Doomed from the Start
Reason’s Jesse Walker on Gore TV:
As I read about this top-heavy effort to rebuild something that had already emerged from the ground up, I kept thinking of the Digital Entertainment Network, a short-lived, super-expensive child of the dot-bust era. My colleague Matt Welch worked there for a few weeks in 1999 and wrote a widely circulated memoir of the experience for the Online Journalism Review; he described a dysfunctional but extremely well-compensated corporate hierarchy that kept changing its business model, touted itself as “a cross between CNN and MTV for the Internet Generation,” and didn’t understand the Web well enough to recognize why you might link to other people’s sites. (“I don’t think we need to be sending people away from our site! I don’t think that’s how we make money!”) What I didn’t remember, until Matt kindly reminded me, was that the self-infatuated guru atop the Digital Entertainment Network was a Channel One veteran named David Neuman. Neuman’s current job? He’s programming director for Current TV.
Read the whole thing, because Jesse is really on to something here. However, there’s another reason Current TV sucks, and it has nothing to do with Al Gore or David Neuman.
TV is, by its nature, passive entertainment. You can’t make it participatory by farming out your programming to a large stable of producers. Even today, the Big Four (Five? Six? Seven?) TV networks do just that – and yet somehow people (in declining numbers) just sit there and watch. Why? Because that’s what TV is: Something you watch.
Just because Gore TV picks from a larger stable of producers doesn’t change the fact that somebody – not you – has to choose what to broadcast. Somebody – not you – has to decide what you get to see. Somebody – not you – has to decide what’s worthy.
On TV, the only choices you really get are which pre-programmed station to watch, and for how long (if at all). There aren’t any buttons on the remote to let you do much else. Unlike, say, the internet, where everyone who wants to really can have a voice.
When it comes to TV, you have only a few choices. You can watch what they give you; you can turn the damn thing off; or you can throw a brick through the screen. That last option is what got me to start a blog.
I mean, have you seen the price of bricks these days?

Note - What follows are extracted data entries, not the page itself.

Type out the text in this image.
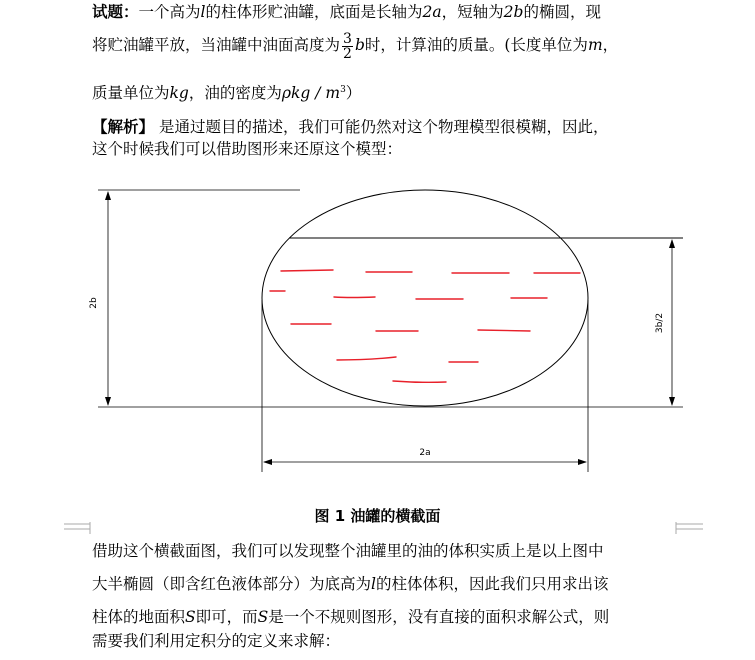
试题：一个高为l的柱体形贮油罐，底面是长轴为2a，短轴为2b的椭圆，现
将贮油罐平放，当油罐中油面高度为 $\frac{3}{2}$ b时，计算油的质量。(长度单位为m，
质量单位为kg，油的密度为ρkg / $m^3$）
【解析】 是通过题目的描述，我们可能仍然对这个物理模型很模糊，因此，
这个时候我们可以借助图形来还原这个模型：
2b
3b/2
2a
图 1 油罐的横截面
借助这个横截面图，我们可以发现整个油罐里的油的体积实质上是以上图中
大半椭圆（即含红色液体部分）为底高为l的柱体体积，因此我们只用求出该
柱体的地面积S即可，而S是一个不规则图形，没有直接的面积求解公式，则
需要我们利用定积分的定义来求解：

Heheheheh Stephen great punchline.
Al Gore gives “the Albatross” a run for its money as the literary harbinger of bad fortune. Once he makes the scene, its like a new chapter in ‘dantes inferno’ every time.
Good god. An Al Gore TV Channel? Havent we tortured the poor bastards in Gitmo enough?
Al Gore – a face and voice made not for radio or television but for 12th century monanstical bookbinding.
Hard to believe that Al Gore — The Inventor of the Internet and The Inspiration for Love Story — could have so badly missed the meaning and consequence of his invention… But then again, he is Al Gore after all.
My Comcast digital cable remote has buttons that let me choose from a list of several hundred shows (many of them at no charge) that I can watch whenever I want with pause rewind and fast-forward controls. Even newly released major movies in widescreen with Dolby 5.1 surround sound only cost $2.95.
TV sucks because Joss Wheden doesn’t currently have a series.
I stopped watching TV about 5 years ago, other than sports, Special Report w/ Brit Hume, and a handful of other shows that I might happen to catch. In short, I cant stand to have the TV on with 99% of the programing that is available.
By contrast, some people can’t stand to NOT have the TV on. Going to bed, eating dinner, even while playing poker, they turn it on and keep in the background. Even when someone puts a CD, they STILL want to watch re-runs of the Simpsons with no sound… WHY!?!?
Used Red Brick = $0.35 @ Home Depot
9mm ammo = ~$0.09 / round (in quantity)
Elvis was on to something.
Scott: Because FOX will cancel anything that’s any good after a half a season to bring on The Swan and My Big Fat Obnoxious [Relation].